Aus der Pressemitteilung zur Entscheidung:

Die Klage hatte keinen Erfolg.

Das FG Rheinland-Pfalz führte […] aus, das FA habe die Einsprüche gegen die Steuerbescheide wegen Versäumung der einmonatigen Frist zu Recht als unzulässig verworfen. Ein Einspruchsschreiben, das per Telefax übermittelt worden sei, sei dem FA nach Aktenlage nicht zugegangen. Das vom FA vorgelegte Protokoll seines Empfangsgerätes weise am 5. Mai 2003 keinen Eingang eines Telefax des Klägers aus. In dem Protokoll seien sämtliche am 5. Mai 2003 eingegangene Faxe enthalten, ohne dass irgendwelche Hinweise auf Manipulationen ersichtlich seien. Eine Wiedereinsetzung in den vorigen Stand komme nicht in Betracht. Der für die Absendung des Telefax Verantwortliche müsse alles Mögliche und Zumutbare tun, um das vollständige Gelingen der Absendung zu überprüfen.
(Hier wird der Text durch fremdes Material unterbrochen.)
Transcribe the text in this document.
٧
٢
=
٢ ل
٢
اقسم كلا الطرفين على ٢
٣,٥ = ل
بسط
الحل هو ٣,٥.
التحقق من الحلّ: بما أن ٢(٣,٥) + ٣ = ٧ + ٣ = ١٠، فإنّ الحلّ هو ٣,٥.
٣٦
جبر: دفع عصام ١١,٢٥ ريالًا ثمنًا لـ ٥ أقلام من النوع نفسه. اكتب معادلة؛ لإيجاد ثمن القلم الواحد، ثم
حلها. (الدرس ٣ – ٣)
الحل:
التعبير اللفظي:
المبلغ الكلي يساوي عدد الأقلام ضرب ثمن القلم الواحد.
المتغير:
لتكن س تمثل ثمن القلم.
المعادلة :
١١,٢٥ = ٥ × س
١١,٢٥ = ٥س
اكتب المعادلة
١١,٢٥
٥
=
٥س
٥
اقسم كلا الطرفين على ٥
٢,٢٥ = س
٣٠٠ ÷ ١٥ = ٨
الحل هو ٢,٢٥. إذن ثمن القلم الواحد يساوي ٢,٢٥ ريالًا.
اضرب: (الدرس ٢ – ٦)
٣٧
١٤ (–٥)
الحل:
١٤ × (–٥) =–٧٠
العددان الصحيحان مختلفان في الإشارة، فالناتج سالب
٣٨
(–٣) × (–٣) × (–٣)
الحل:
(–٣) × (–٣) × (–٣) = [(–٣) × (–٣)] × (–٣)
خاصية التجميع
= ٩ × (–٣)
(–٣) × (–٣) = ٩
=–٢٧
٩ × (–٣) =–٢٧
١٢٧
Die Pflicht zur Ausgangskontrolle ende erst dann, wenn feststehe, dass das betreffende Schriftstück dem Empfänger auch wirklich ordnungsgemäß zugeleitet worden sei. Das müsse dadurch sichergestellt werden, dass der Absender sich von seinem Telefaxgerät einen Einzelnachweis ausdrucken lasse, aus dem sich die störungsfreie Übermittlung ergebe. Diesen Einzelnachweis habe der Kläger trotz Aufforderung nicht vorgelegt, ohne dass ersichtlich sei, weshalb die Vorlage unterblieben sei. Die Rechnung […] mit Einzelverbindungsnachweis belege lediglich, dass an jenem Tage von dem Anschluss des Klägers eine Verbindung zu der angegebenen Zielnummer hergestellt worden sei und sie weise die Dauer der Verbindung aus, lasse aber keinen Rückschluss auf die fehlerfreie Übermittlung des Schriftstücks zu. Vor diesem Hintergrund komme es auf die weitere Frage, ob das Empfangsgerät des FA zum maßgeblichen Zeitpunkt störungsfrei gearbeitet habe, nicht an.

Anmerkung

Für Unternehmen sollte es eine Selbstverständlichkeit sein, nach der Versendung eines Faxes (automatisch) einen Sendebericht drucken zu lassen und diesen mit zu den Akten zu nehmen. Es kommt immer wieder vor, dass trotz angeblich fehlerfreier Übermittlung bei der Gegenseite Faxe nicht ankommen (bzw. nicht angekommen sein sollen). Nur über den Sendebericht, im Idealfall mit einem verkleinerten Ausdruck des jeweils gefaxten Dokuments, lässt sich dann dokumentieren, dass der Absender von einem fehlerfreien Versand des Faxes ausgehen durfte. Einer Wiedereinsetzung in den vorigen Stand, um etwaige Fristversäumnisse wegen des nicht angekommenen Faxes zu korrigieren, steht dann zumeist nichts mehr im Weg.